Today we deviated for a while on the idea of consequentialism and non-consequentialism; I wonder why some philosophy hasn’t been required for the LIM students, at least, or having a glossary of terms available in the Giant Book of Doom? Might have saved us a lot of debate on whether or not these terms are actually in existence, real, true, etc and so forth (to list three of the basic arguments offered). Lisa Newton has a great, three or four page explanation of the terms, in a basic ethics book, that would work really well as a simple explanation and catching up document for people. That’d be today’s suggestion for improvement.
Anyhow, this comes up because Bob wants to look at actions we can use, aside from the guidelines of the Hippocratic Oath, to practice medicine. What is there aside from beneficence/non-maleficence? I’m looking forward to this, because I find the Hippocratic Oath limiting. I think not enough people take enough consideration in the restrictions about deadly drugs, abortions, and surgery — these things are there, and I’ve read several explanations as to why, but few people seem to acknowledge it. My favourite pet theory is that the Hippocratic Oath was the oath for one variety of doc, and there was likely oaths available for people who provided abortions, performed surgery and were apothecaries. But, I am also very indoctrinated into the idea of there being four principles to the ethics of medicine, and I feel like the Hippocratic is missing the principle of autonomy (in fact, it’s heavily paternalistic) and justice. Of course, if you have a theory of medicine that doesn’t recognize autonomy, you have no concept of informed consent.
Another issue I do have with the Hippocratic Oath is that gender stereotyping is built in to our early medicine, and because of that, it is also built into the Oath. How useful is something written in heavily gendered language? Yes, we can understand the culture and the time and say “this was the norm” — but the norm was to treat women as a second class, and that’s in the language itself; should we continue to respect that language? (The AMA certainly doesn’t. While you might argue that it’s a Hippocratic-derived oath, it’s nothing like the Oath itself, and in fact seems to drift away from Bob’s quadrant of individual consequentialist on his diagram and towards a more middling social non-consequentialist oath.)
Bob left us with the first of four distinctions to avoiding killing, and in our conversation after I jumped the gun to the third distinction, which is the doctrine of double effect, an idea I still find extremely interesting — I wish we had been able to spend more time on it, especially time reflecting on the ethics of double effect.
“There is, I assure you, a medical art for the soul. It is philosophy.” —Cicero
Aaah, Cicero, Epicurus, and laughter — it must be time for Glenn to lecture again. The amount of off-the-cuff quotes I have in my notebook are amusing, but I’ll spare you those and just add them to my signature file.
Today Glenn passed out Martha Nussbaum, bringing me back, once again, to my undergraduate education. Of course, I’ve never read this particular Nussbaum, but I’ve read enough and I’m not terribly fond of her. It was hard to not visibly groan and roll my eyes at the idea of a two hour lecture on Nussbaum; hearing that it was going to be a dramatic misreading was, at least, a cheery note.

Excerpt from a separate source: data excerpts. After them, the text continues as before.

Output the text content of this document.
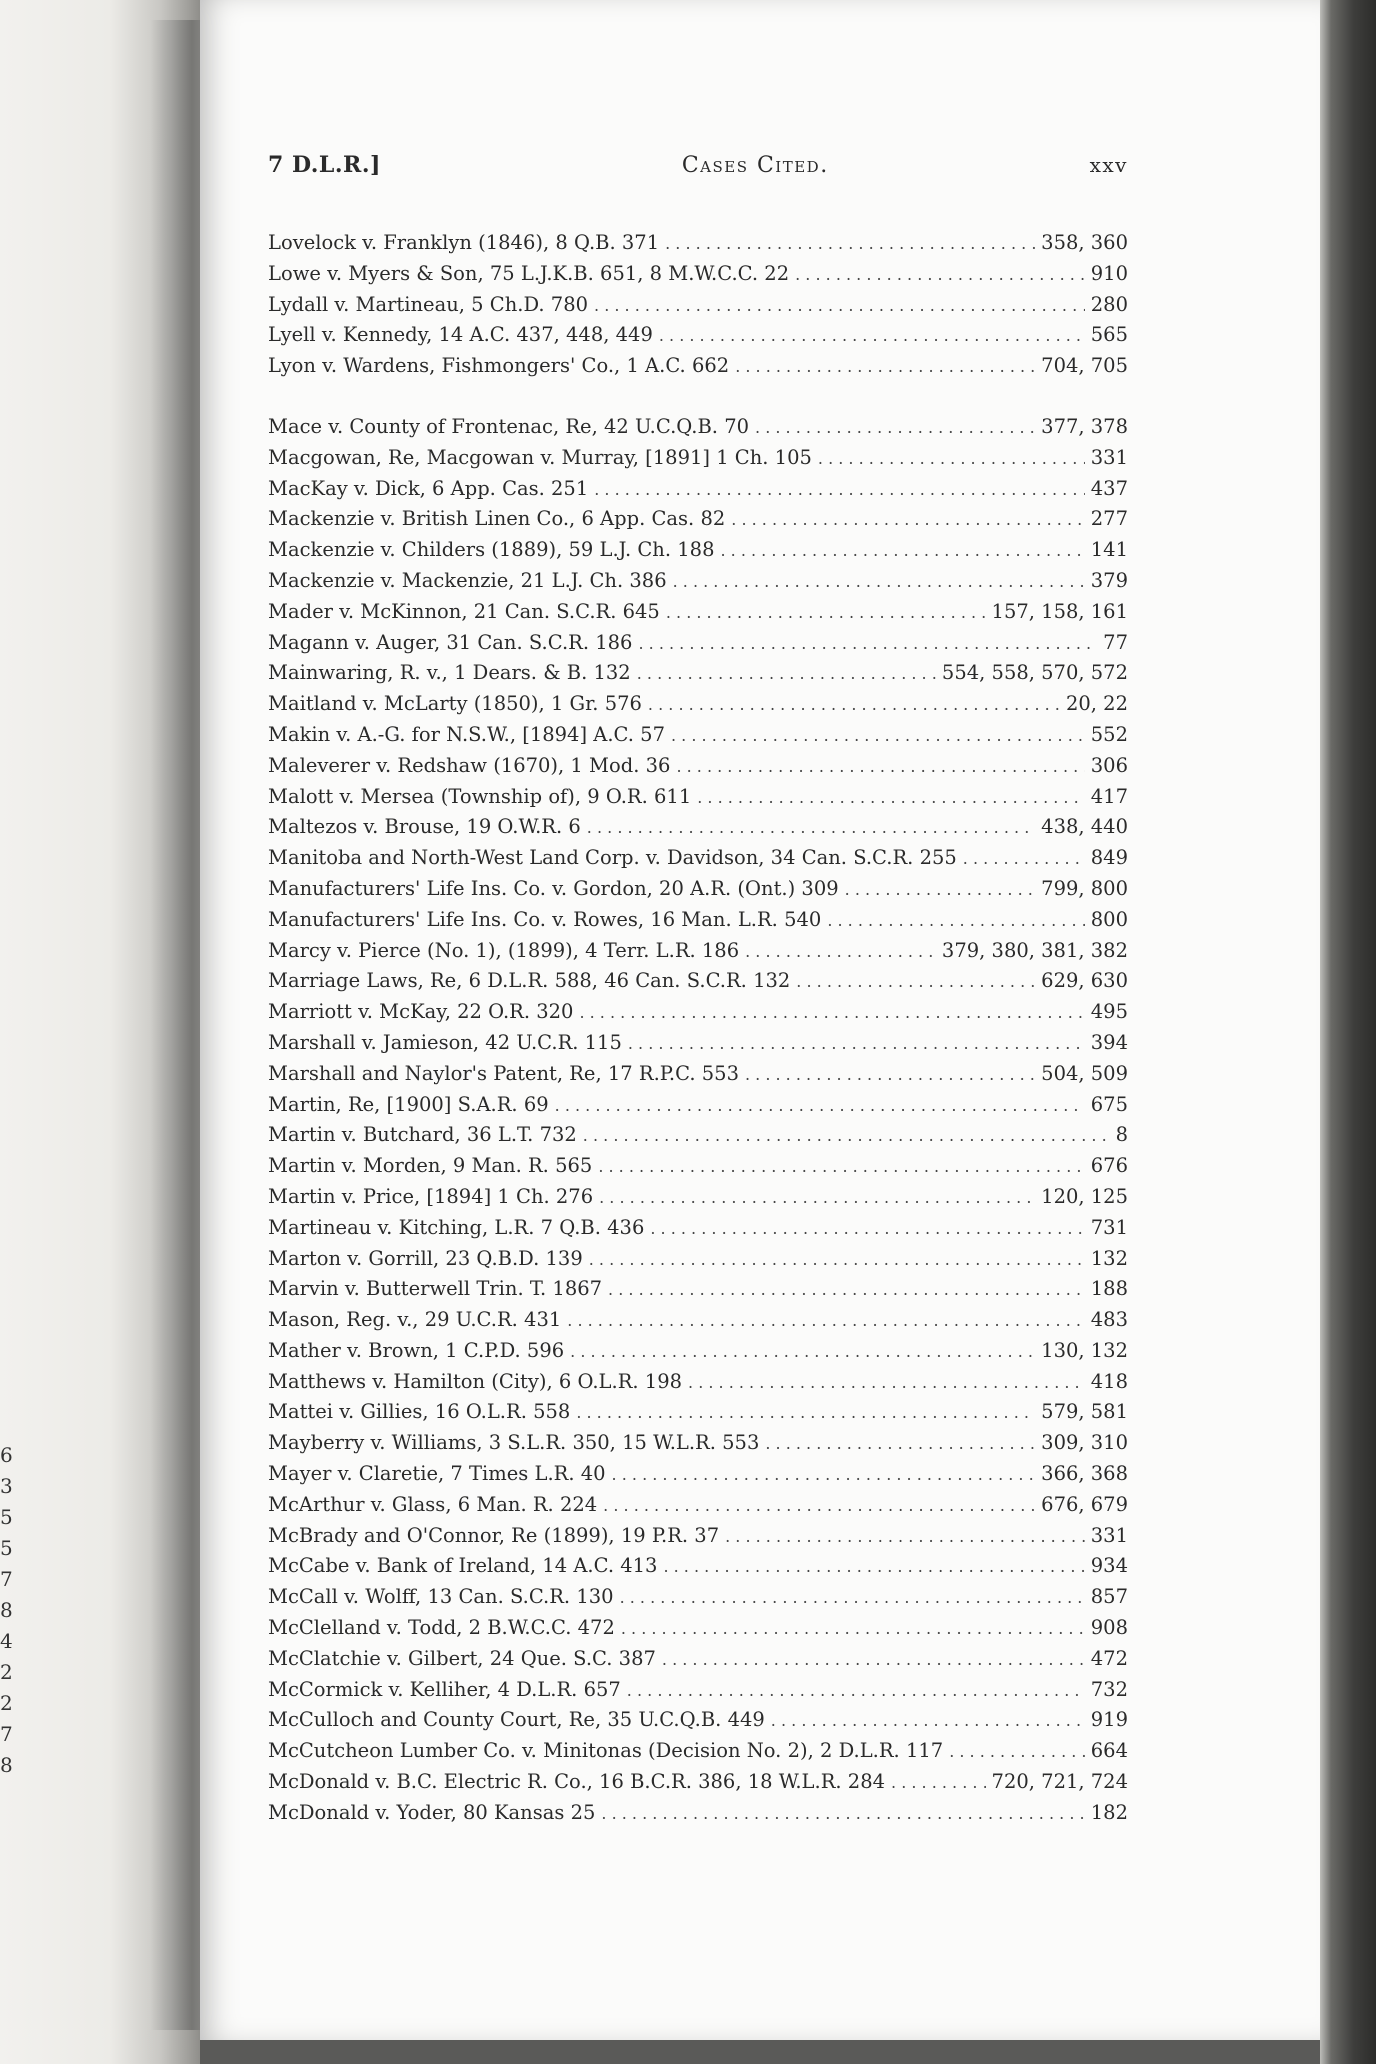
6
3
5
5
7
8
4
2
2
7
8
7 D.L.R.]	Cases Cited.	xxv
Lovelock v. Franklyn (1846), 8 Q.B. 371 . . .	358, 360
Lowe v. Myers & Son, 75 L.J.K.B. 651, 8 M.W.C.C. 22 . . .	910
Lydall v. Martineau, 5 Ch.D. 780 . . .	280
Lyell v. Kennedy, 14 A.C. 437, 448, 449 . . .	565
Lyon v. Wardens, Fishmongers' Co., 1 A.C. 662 . . .	704, 705
Mace v. County of Frontenac, Re, 42 U.C.Q.B. 70 . . .	377, 378
Macgowan, Re, Macgowan v. Murray, [1891] 1 Ch. 105 . . .	331
MacKay v. Dick, 6 App. Cas. 251 . . .	437
Mackenzie v. British Linen Co., 6 App. Cas. 82 . . .	277
Mackenzie v. Childers (1889), 59 L.J. Ch. 188 . . .	141
Mackenzie v. Mackenzie, 21 L.J. Ch. 386 . . .	379
Mader v. McKinnon, 21 Can. S.C.R. 645 . . .	157, 158, 161
Magann v. Auger, 31 Can. S.C.R. 186 . . .	77
Mainwaring, R. v., 1 Dears. & B. 132 . . .	554, 558, 570, 572
Maitland v. McLarty (1850), 1 Gr. 576 . . .	20, 22
Makin v. A.-G. for N.S.W., [1894] A.C. 57 . . .	552
Maleverer v. Redshaw (1670), 1 Mod. 36 . . .	306
Malott v. Mersea (Township of), 9 O.R. 611 . . .	417
Maltezos v. Brouse, 19 O.W.R. 6 . . .	438, 440
Manitoba and North-West Land Corp. v. Davidson, 34 Can. S.C.R. 255 . . .	849
Manufacturers' Life Ins. Co. v. Gordon, 20 A.R. (Ont.) 309 . . .	799, 800
Manufacturers' Life Ins. Co. v. Rowes, 16 Man. L.R. 540 . . .	800
Marcy v. Pierce (No. 1), (1899), 4 Terr. L.R. 186 . . .	379, 380, 381, 382
Marriage Laws, Re, 6 D.L.R. 588, 46 Can. S.C.R. 132 . . .	629, 630
Marriott v. McKay, 22 O.R. 320 . . .	495
Marshall v. Jamieson, 42 U.C.R. 115 . . .	394
Marshall and Naylor's Patent, Re, 17 R.P.C. 553 . . .	504, 509
Martin, Re, [1900] S.A.R. 69 . . .	675
Martin v. Butchard, 36 L.T. 732 . . .	8
Martin v. Morden, 9 Man. R. 565 . . .	676
Martin v. Price, [1894] 1 Ch. 276 . . .	120, 125
Martineau v. Kitching, L.R. 7 Q.B. 436 . . .	731
Marton v. Gorrill, 23 Q.B.D. 139 . . .	132
Marvin v. Butterwell Trin. T. 1867 . . .	188
Mason, Reg. v., 29 U.C.R. 431 . . .	483
Mather v. Brown, 1 C.P.D. 596 . . .	130, 132
Matthews v. Hamilton (City), 6 O.L.R. 198 . . .	418
Mattei v. Gillies, 16 O.L.R. 558 . . .	579, 581
Mayberry v. Williams, 3 S.L.R. 350, 15 W.L.R. 553 . . .	309, 310
Mayer v. Claretie, 7 Times L.R. 40 . . .	366, 368
McArthur v. Glass, 6 Man. R. 224 . . .	676, 679
McBrady and O'Connor, Re (1899), 19 P.R. 37 . . .	331
McCabe v. Bank of Ireland, 14 A.C. 413 . . .	934
McCall v. Wolff, 13 Can. S.C.R. 130 . . .	857
McClelland v. Todd, 2 B.W.C.C. 472 . . .	908
McClatchie v. Gilbert, 24 Que. S.C. 387 . . .	472
McCormick v. Kelliher, 4 D.L.R. 657 . . .	732
McCulloch and County Court, Re, 35 U.C.Q.B. 449 . . .	919
McCutcheon Lumber Co. v. Minitonas (Decision No. 2), 2 D.L.R. 117 . . .	664
McDonald v. B.C. Electric R. Co., 16 B.C.R. 386, 18 W.L.R. 284 . . .	720, 721, 724
McDonald v. Yoder, 80 Kansas 25 . . .	182
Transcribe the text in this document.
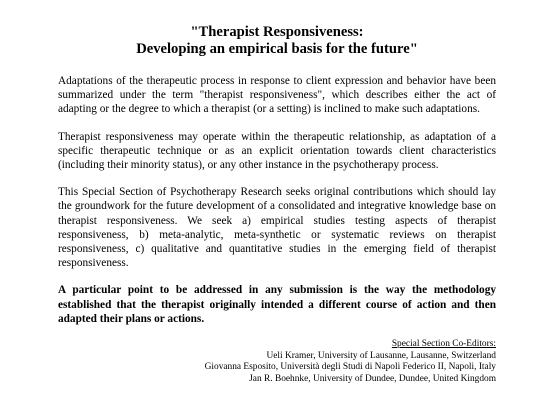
"Therapist Responsiveness:
Developing an empirical basis for the future"

Adaptations of the therapeutic process in response to client expression and behavior have been summarized under the term "therapist responsiveness", which describes either the act of adapting or the degree to which a therapist (or a setting) is inclined to make such adaptations.

Therapist responsiveness may operate within the therapeutic relationship, as adaptation of a specific therapeutic technique or as an explicit orientation towards client characteristics (including their minority status), or any other instance in the psychotherapy process.

This Special Section of Psychotherapy Research seeks original contributions which should lay the groundwork for the future development of a consolidated and integrative knowledge base on therapist responsiveness. We seek a) empirical studies testing aspects of therapist responsiveness, b) meta-analytic, meta-synthetic or systematic reviews on therapist responsiveness, c) qualitative and quantitative studies in the emerging field of therapist responsiveness.

A particular point to be addressed in any submission is the way the methodology established that the therapist originally intended a different course of action and then adapted their plans or actions.

Special Section Co-Editors:
Ueli Kramer, University of Lausanne, Lausanne, Switzerland
Giovanna Esposito, Università degli Studi di Napoli Federico II, Napoli, Italy
Jan R. Boehnke, University of Dundee, Dundee, United Kingdom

The misreading itself is very interesting, and based on the Cicero quote above: medicine is just a philosophy, and that ultimately, medicine is philosophy. You must treat the holistic body, and in order to truly heal the body, you must treat the soul. Chrysippus, whose name I’m undoubtedly misspelling, says that “philosophy is supranumerary to medicine in therapeutic treatment.” The person who seeks to assuage suffering, then, must understand philosophy — an argument I suspect that Eric Cassell would strongly agree with. Suffering, after all, is distinct and separate from pain. Pain is a physical response, something that echoes through-out the body, in the nociceptive system. Suffering, on the other hand, is a non-corporeal concept, something that depends on several non-tangible and non-physical criteria. You must have enough consciousness to be aware of time, of past and present, as well as future, because you must be able to apply an experience of pain to the future, anticipating further pain. This anticipation is suffering.
Treating suffering, then, is not the same as treating pain. I think we most clearly see this in the treatment of chronic pain diseases, or painful terminal illnesses. It’s been shown, time and again, that simply the knowledge that adequate pain relief is available is enough to reduce the suffering of those in pain — without having to take any medications. So you can treat pain all you want, but still have a sick, suffering patient. The patient needs to be assured that their fears of future pain have been addressed, and are not valid. To do that takes more than just psychology, I think it does take the techne of philosophy.
I do have to wonder if the most difficult thing in this world really is being trustworthy. A quote from Buffy the Vampire Slayer says that the hardest thing in this life is simply to live, which rings a lot truer and broader than ‘simple’ trust.
* This must, of course, be said as Val Kilmer’s Doc Holliday (Tombstone) would say it, for maximum humour.